The more you research it, the more it becomes clear: almost always, the first step of any hiring process should be asking your existing employees if they know someone good for the role.
Why? Research shows getting a referral is a cheaper way to hire, a faster way to hire, generally produces a better hire and lowers the turnover rate at your company.
“(A great referral program) allows you to turn your entire workforce into recruiters,” said Meritage Talent Solutions Founder Kara Yarnot, who has made a career out of studying employee referrals. “When you only have so many recruiters and so many resources to reach out to candidates, it helps to have a great referral program to empower all of your employees to help in sourcing.”
Want to see the evidence? No problem. According to the research of Yarnot and others, here’s the case why for referrals, one benefit at a time.
- A referred candidate is faster to hire than a traditional candidate
Intuitively, this makes perfect sense. Rather than having to craft a job posting, receive resumes and screen through them all, all you have to do is interview a referred candidate to hire them.
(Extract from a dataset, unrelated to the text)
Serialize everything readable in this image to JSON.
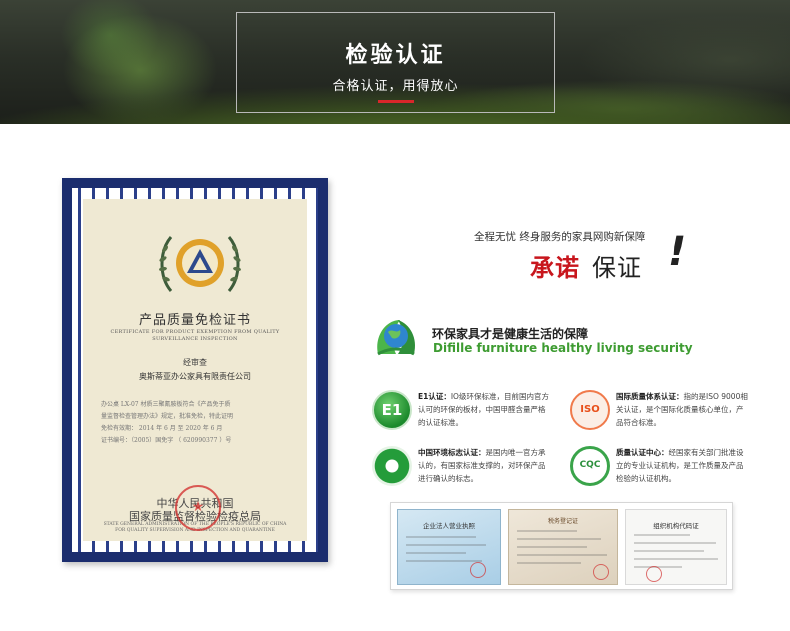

Yarnot has found, along with others, that there are significant time savings by hiring via referral. According to a study by JobVite, on average it takes 29 days to hire a referred candidate, compared to 39 days to hire a candidate through a job posting or 55 days to hire a candidate through a career site.
- A referred candidate is cheaper to hire than a traditional candidate
For all the reasons mentioned above, a referred candidate is cheaper to hire than a traditional candidate. You don’t have to pay traditional recruiting costs to source them – an advertisement on a job board, agency fees, etc. – and, because they are faster to hire, it also means spending less on your internal labor costs.
Yarnot has found this to be true in her own research, even after factoring in a referral bonus, although the savings can vary greatly. For example, if a typical agency charges a fee of 20 percent of a hire’s first-year salary, that could be $20,000 for a single $100,000 hire. Even if you gave your employee a $2,000 referral bonus for successfully recommending a new hire, that’s an $18,000 savings, compared to hiring through an agency.
- A referred hire will onboard faster than a traditional hire
A somewhat surprising benefit Yarnot has found in her own research. Why is this true?
“(The referred hire) feels like they have a friend who’s not their boss to turn to and ask questions as they onboard,” Yarnot said, referring to the person who referred the new hire. “So it helps to get them integrated into the culture much more quickly.”
- A referred hire will stay at their job longer than a traditional hire
Obviously, the most important statistic people look at is quality-of-hire. While that’s not always easy to measure, Yarnot has found that a referred hire will stay at their job longer than a non-referred hire, a clear indication of higher quality.
Specifically, one study by JobVite found that 46 percent of referred hires stuck around for at least one year after they were hired, which was far above the 33 percent of people hired through career sites and 22 percent hired through job boards.
- An employee who successfully referred a candidate will stay at their company longer than a traditional employee
Here’s an additional benefit you might not anticipate: if an employee at your company refers a candidate, and that candidate is hired,research shows they’ll be more likely to stick around your company longer.
“A successful referral makes an employee feel better about the company they work for,” Yarnot said. “What I’ve found is not only do they tend stay longer after the referral, but they are more engaged as well.”